Il est difficile de le dire. En général, les pays disposant de meilleures infrastructures de soins de santé, d'une meilleure surveillance et d'une gouvernance plus transparente sont dans une meilleure situation que les autres.

Q. Comment pouvons-nous savoir quand la pandémie aura atteint son point culminant?

Si vous voulez dire le pic, c'est quelque chose qui apparaîtra dans les chiffres.

Q. Pourquoi la fermeture des frontières est-elle considérée comme inefficace ?

Parce qu'elle repose sur l'hypothèse que les infections viennent de l'étranger. Les premières le font toujours (par définition, c'est exact dans tous les pays sauf un) mais il suffit de quelques infections à l'intérieur du pays pour déclencher des épidémies locales. L'ouverture des frontières apporte également beaucoup de biens et de services essentiels au pays, et toute analyse risque-bénéfice serait fortement opposée à la fermeture des frontières. Et une fois que la propagation est locale, la fermeture des frontières n'a aucun sens car le problème existe déjà chez vous. Ce genre de questions a été largement modélisé et nous comprenons bien que leur effet est très limité.

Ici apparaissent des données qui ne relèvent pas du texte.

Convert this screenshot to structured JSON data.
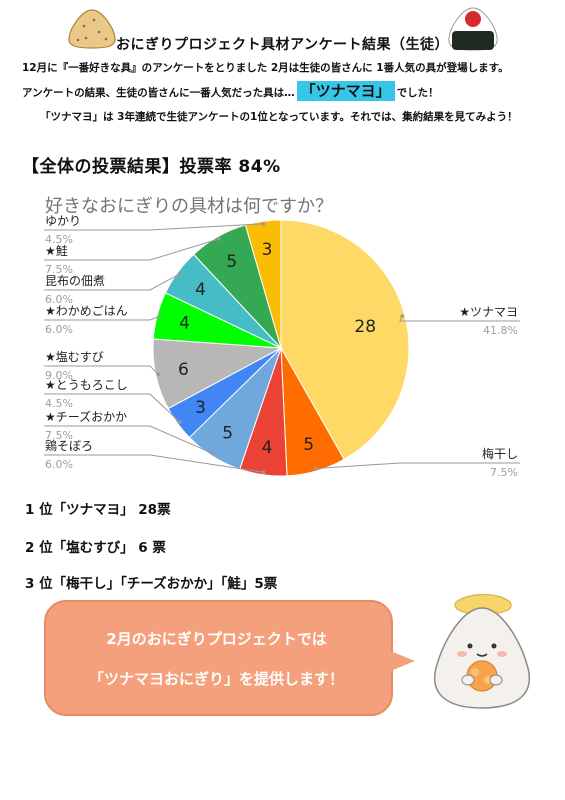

Q. Quel est le rôle de l'épidémiologie numérique dans l'épidémie de COVID-19 ?

Le numérique en général est un atout majeur dans la lutte contre les maladies infectieuses. Le partage rapide des données, rendu possible par la numérisation, permet lui-même un développement plus rapide des médicaments et des vaccins. Nous pouvons également utiliser des flux de données numériques tels que Twitter pour mieux comprendre les préoccupations, les discussions, les inquiétudes et les questions de la population. Pour lutter efficacement contre une pandémie, il faut faire participer la population - on ne peut pas faire les choses uniquement du haut vers le bas. Ce monde a disparu depuis longtemps. Il me semble que tout le monde ne l'a pas encore bien compris.